High availability (HA) and disaster recovery (DR) are requirements for production deployments that use IBM Fusion Data Foundation. A crucial consideration is removing single points of failure on the various layers of the environment. The goal is to avoid planned and unplanned outages and ensure continuous operation.

The considerations for HA and DR include the following:

  • All layers of the environment must be included to secure continuous operations of the workload.
  • Application development and DevOps need to ensure that new services can be deployed and operated without downtime that is also known as rolling updates.
  • The operational procedures are well defined and consider HA and DR.

IBM virtualization and the IBM Z platform provide best practices and mechanisms for setting up highly available environments, including replication, failover, and shifting of workload between systems. This makes it a perfect match for ensuring continuous operations (for example, redundancy of hardware elements). Red Hat OpenShift Container Platform (RHOCP) adds with its cluster-based implementation, the ability for automatic failover of workloads within the same cluster.

In addition to the considerations for high availability, there are several topologies, which can be applied to implement disaster recovery and involve a second data center site for redundancy. In case of a disaster the secondary site takes over and run the entire workload. Each site is referred to as an availability zone.

The first set of topologies is based on the Red Hat OpenShift software stack. High availability and disaster recovery are implemented in software. This implementation adds an abstraction layer, which is application-scoped and hardware agnostic.

  • High availability with a single stretched cluster across 3 availability zones.
  • Regional disaster recovery: 2 separate clusters with asynchronous replication of data and active/passive configuration.
  • Metro disaster recovery: 2 separate clusters in a active/active configuration and with synchronous replication of data in an external IBM Storage Ceph environment, which is stretched across the data centers.
Note: For IBM Z and IBM® LinuxONE Regional and Metro DR are supported starting with Red Hat OpenShift Data Foundation 4.14.1 (in combination with RHACM 2.9). Currently Regional DR is only supported for a fresh installation (not a deployment that is upgraded from earlier releases)

A hardware-based option to achieve disaster recovery is based on IBM Geographically Dispersed Parallel Sysplex (GDPS) technology, which is implemented based on mirroring of the storage hardware and agnostic to the running applications. GDPS allows synchronous and asynchronous mirroring for metro and global distance. GDPS also adds management capabilities for nodes and network switches.

Note: GDPS is supported based on VSAM LDS as local disks and running on IBM zCX.

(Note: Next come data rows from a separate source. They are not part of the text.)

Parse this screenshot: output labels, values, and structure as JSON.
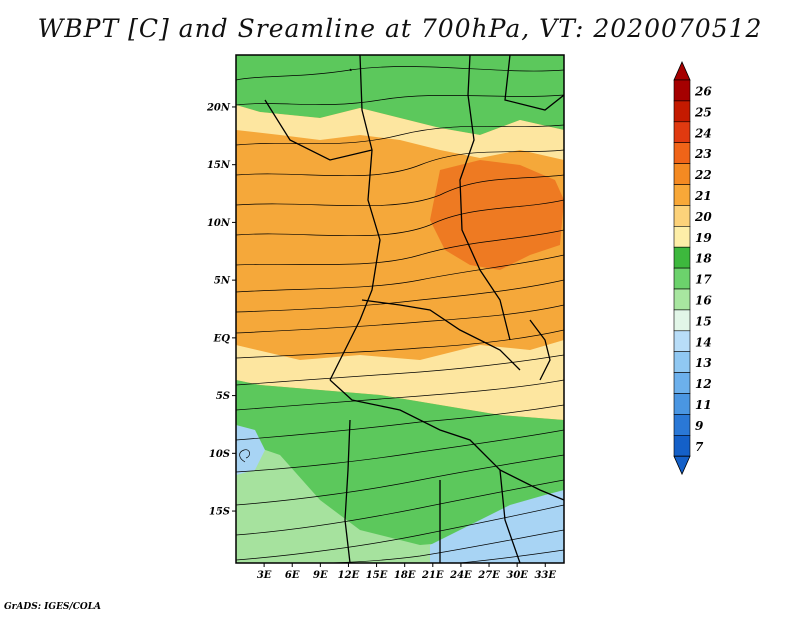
{
  "title": "WBPT [C] and Sreamline at 700hPa, VT: 2020070512",
  "credit": "GrADS: IGES/COLA",
  "map": {
    "lat_labels": [
      "20N",
      "15N",
      "10N",
      "5N",
      "EQ",
      "5S",
      "10S",
      "15S"
    ],
    "lat_values": [
      20,
      15,
      10,
      5,
      0,
      -5,
      -10,
      -15
    ],
    "lon_labels": [
      "3E",
      "6E",
      "9E",
      "12E",
      "15E",
      "18E",
      "21E",
      "24E",
      "27E",
      "30E",
      "33E"
    ],
    "lon_values": [
      3,
      6,
      9,
      12,
      15,
      18,
      21,
      24,
      27,
      30,
      33
    ],
    "lat_range": [
      -19.5,
      24.5
    ],
    "lon_range": [
      0,
      35
    ]
  },
  "colorbar": {
    "labels": [
      "26",
      "25",
      "24",
      "23",
      "22",
      "21",
      "20",
      "19",
      "18",
      "17",
      "16",
      "15",
      "14",
      "13",
      "12",
      "11",
      "9",
      "7"
    ],
    "colors": [
      "#a50000",
      "#c41a00",
      "#e03a10",
      "#f06418",
      "#f48a22",
      "#f8a838",
      "#fcd27a",
      "#fdeea8",
      "#3db83d",
      "#6cd26c",
      "#a8e6a0",
      "#e2f6e8",
      "#b8ddf8",
      "#90c8f2",
      "#6cb0ec",
      "#4a96e2",
      "#2a78d6",
      "#1460c8"
    ]
  },
  "regions": {
    "green": "#5cc85c",
    "light_green": "#a6e29e",
    "orange": "#f5a83a",
    "dark_orange": "#ee7a22",
    "light_yellow": "#fde6a0",
    "light_blue": "#a8d4f4"
  }
}
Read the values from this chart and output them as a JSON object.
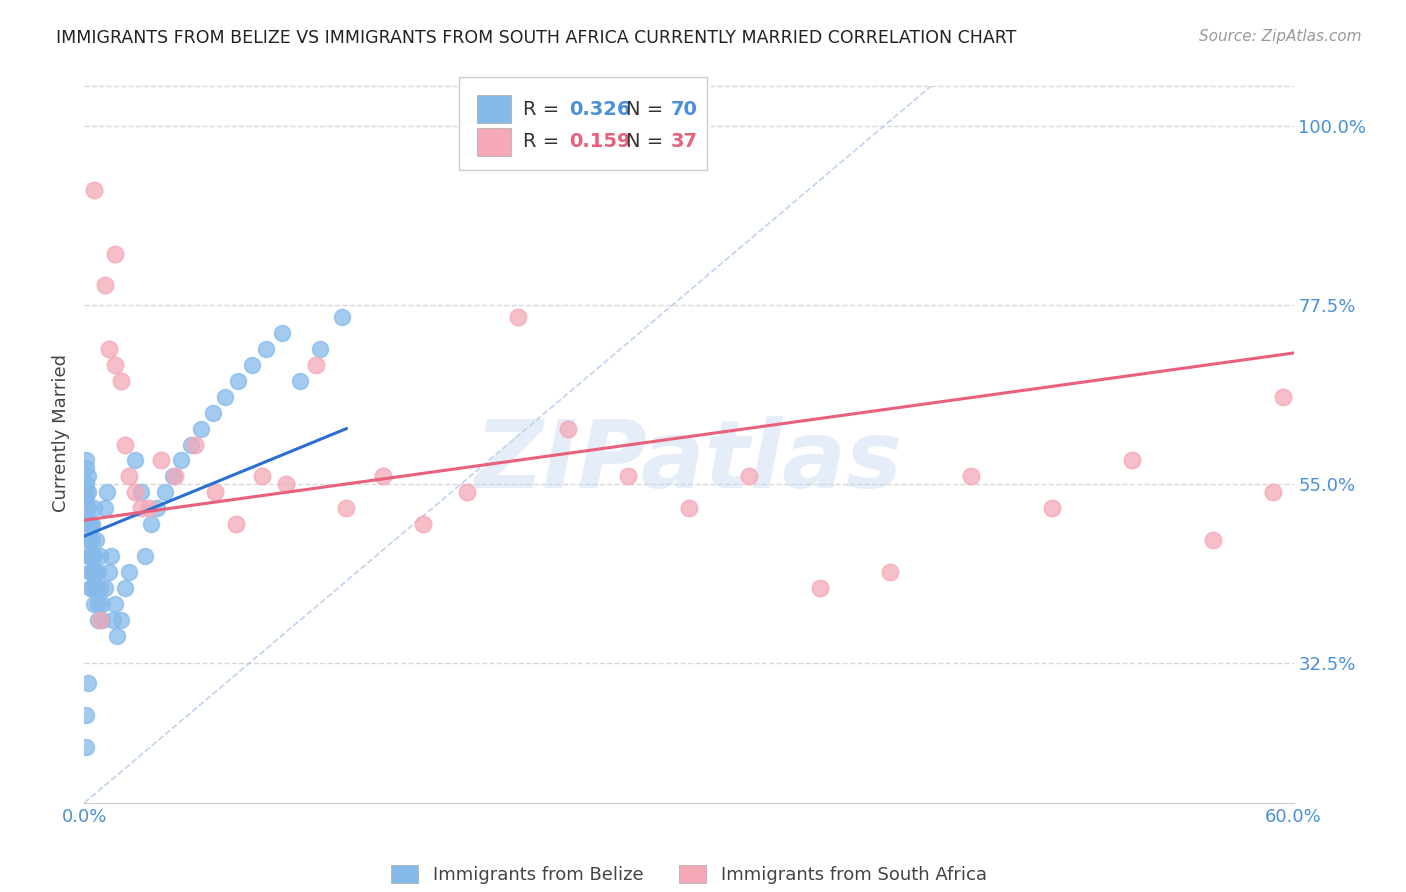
{
  "title": "IMMIGRANTS FROM BELIZE VS IMMIGRANTS FROM SOUTH AFRICA CURRENTLY MARRIED CORRELATION CHART",
  "source_text": "Source: ZipAtlas.com",
  "ylabel": "Currently Married",
  "xlim": [
    0.0,
    0.6
  ],
  "ylim": [
    0.15,
    1.08
  ],
  "xticks": [
    0.0,
    0.1,
    0.2,
    0.3,
    0.4,
    0.5,
    0.6
  ],
  "xticklabels": [
    "0.0%",
    "",
    "",
    "",
    "",
    "",
    "60.0%"
  ],
  "ytick_values": [
    0.325,
    0.55,
    0.775,
    1.0
  ],
  "ytick_labels": [
    "32.5%",
    "55.0%",
    "77.5%",
    "100.0%"
  ],
  "belize_color": "#85baea",
  "sa_color": "#f4a8b8",
  "belize_R": 0.326,
  "belize_N": 70,
  "sa_R": 0.159,
  "sa_N": 37,
  "belize_label": "Immigrants from Belize",
  "sa_label": "Immigrants from South Africa",
  "trend_blue_color": "#2b6fd4",
  "trend_pink_color": "#e8607a",
  "watermark": "ZIPatlas",
  "background_color": "#ffffff",
  "grid_color": "#d8d8d8",
  "axis_label_color": "#4a90d9",
  "title_color": "#222222",
  "belize_x": [
    0.001,
    0.001,
    0.001,
    0.001,
    0.001,
    0.001,
    0.002,
    0.002,
    0.002,
    0.002,
    0.002,
    0.002,
    0.002,
    0.003,
    0.003,
    0.003,
    0.003,
    0.003,
    0.004,
    0.004,
    0.004,
    0.004,
    0.004,
    0.005,
    0.005,
    0.005,
    0.005,
    0.006,
    0.006,
    0.006,
    0.007,
    0.007,
    0.007,
    0.008,
    0.008,
    0.009,
    0.009,
    0.01,
    0.01,
    0.011,
    0.012,
    0.013,
    0.014,
    0.015,
    0.016,
    0.018,
    0.02,
    0.022,
    0.025,
    0.028,
    0.03,
    0.033,
    0.036,
    0.04,
    0.044,
    0.048,
    0.053,
    0.058,
    0.064,
    0.07,
    0.076,
    0.083,
    0.09,
    0.098,
    0.107,
    0.117,
    0.128,
    0.001,
    0.001,
    0.002
  ],
  "belize_y": [
    0.54,
    0.57,
    0.55,
    0.53,
    0.52,
    0.58,
    0.5,
    0.52,
    0.54,
    0.56,
    0.48,
    0.5,
    0.46,
    0.48,
    0.44,
    0.5,
    0.46,
    0.42,
    0.46,
    0.48,
    0.44,
    0.5,
    0.42,
    0.44,
    0.46,
    0.4,
    0.52,
    0.42,
    0.44,
    0.48,
    0.4,
    0.44,
    0.38,
    0.42,
    0.46,
    0.38,
    0.4,
    0.52,
    0.42,
    0.54,
    0.44,
    0.46,
    0.38,
    0.4,
    0.36,
    0.38,
    0.42,
    0.44,
    0.58,
    0.54,
    0.46,
    0.5,
    0.52,
    0.54,
    0.56,
    0.58,
    0.6,
    0.62,
    0.64,
    0.66,
    0.68,
    0.7,
    0.72,
    0.74,
    0.68,
    0.72,
    0.76,
    0.22,
    0.26,
    0.3
  ],
  "sa_x": [
    0.005,
    0.01,
    0.012,
    0.015,
    0.018,
    0.02,
    0.022,
    0.025,
    0.028,
    0.032,
    0.038,
    0.045,
    0.055,
    0.065,
    0.075,
    0.088,
    0.1,
    0.115,
    0.13,
    0.148,
    0.168,
    0.19,
    0.215,
    0.24,
    0.27,
    0.3,
    0.33,
    0.365,
    0.4,
    0.44,
    0.48,
    0.52,
    0.56,
    0.59,
    0.595,
    0.008,
    0.015
  ],
  "sa_y": [
    0.92,
    0.8,
    0.72,
    0.7,
    0.68,
    0.6,
    0.56,
    0.54,
    0.52,
    0.52,
    0.58,
    0.56,
    0.6,
    0.54,
    0.5,
    0.56,
    0.55,
    0.7,
    0.52,
    0.56,
    0.5,
    0.54,
    0.76,
    0.62,
    0.56,
    0.52,
    0.56,
    0.42,
    0.44,
    0.56,
    0.52,
    0.58,
    0.48,
    0.54,
    0.66,
    0.38,
    0.84
  ],
  "belize_trend_x": [
    0.0,
    0.13
  ],
  "sa_trend_x": [
    0.0,
    0.6
  ],
  "belize_trend_y": [
    0.485,
    0.62
  ],
  "sa_trend_y": [
    0.505,
    0.715
  ]
}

The different topologies for HA and DR are described in the following sections.

Figure 1. Topologies for setting up disaster recovery on (logical) software level
The content of this image is explained in the surrounding text.
Figure 2. Topologies for setting up disaster recovery on the hardware level
The content of this image is explained in the surrounding text.
Figure 3. Differences between disaster recovery based on logical software and hardware layers
The content of this image is explained in the surrounding text.

It needs to be emphasized that the mentioned DR topologies using the Red Hat OpenShift software stack are based on the fundamental assumption that hardware is unreliable and software must implement resilience. As this assumption is not true for IBM Z, the combination of resilience in software combined with resilience in hardware results in a reliable overall system.

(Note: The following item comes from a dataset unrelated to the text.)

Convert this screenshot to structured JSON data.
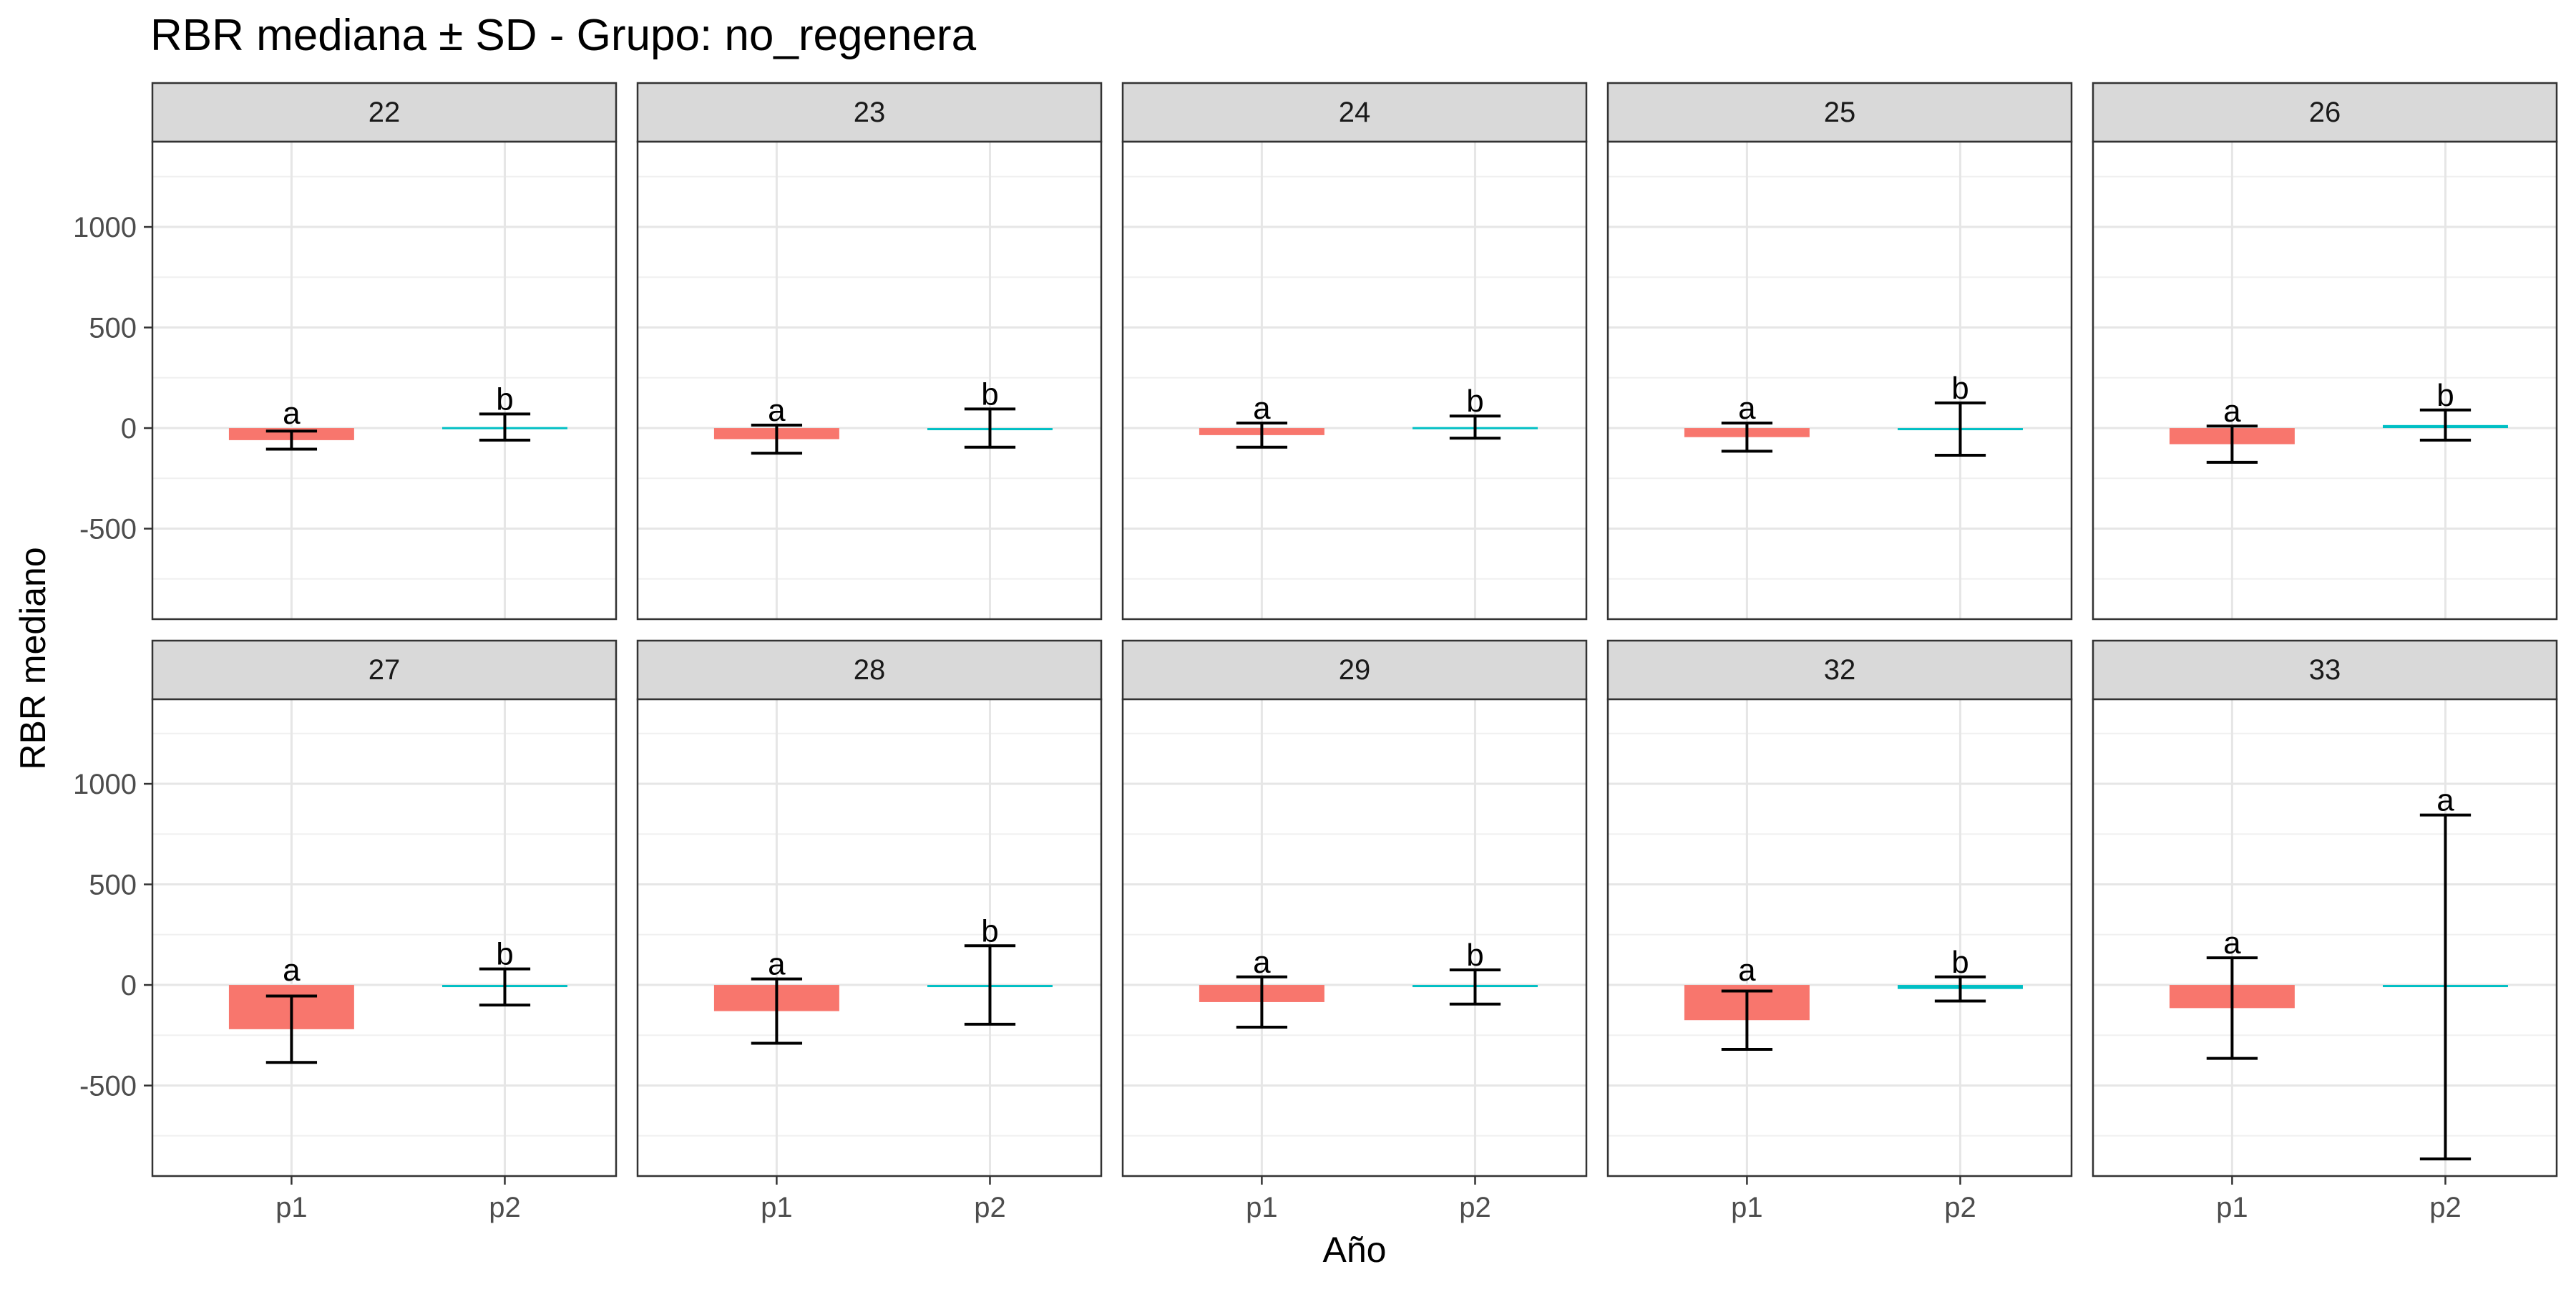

The hardware-based resilience is focused on keeping a system alive by all means by using redundancy. The software-based resilience replaces failing instances immediately with new software deployments created fresh from a CI/CD pipeline and automation. This different point of view is often referred to as dealing with precious "pets" versus abundant "cattle".

Figure 4. Differences between hardware-based resilience ("pets") versus software-based resilience ("cattle")
The content of this image is explained in the surrounding text.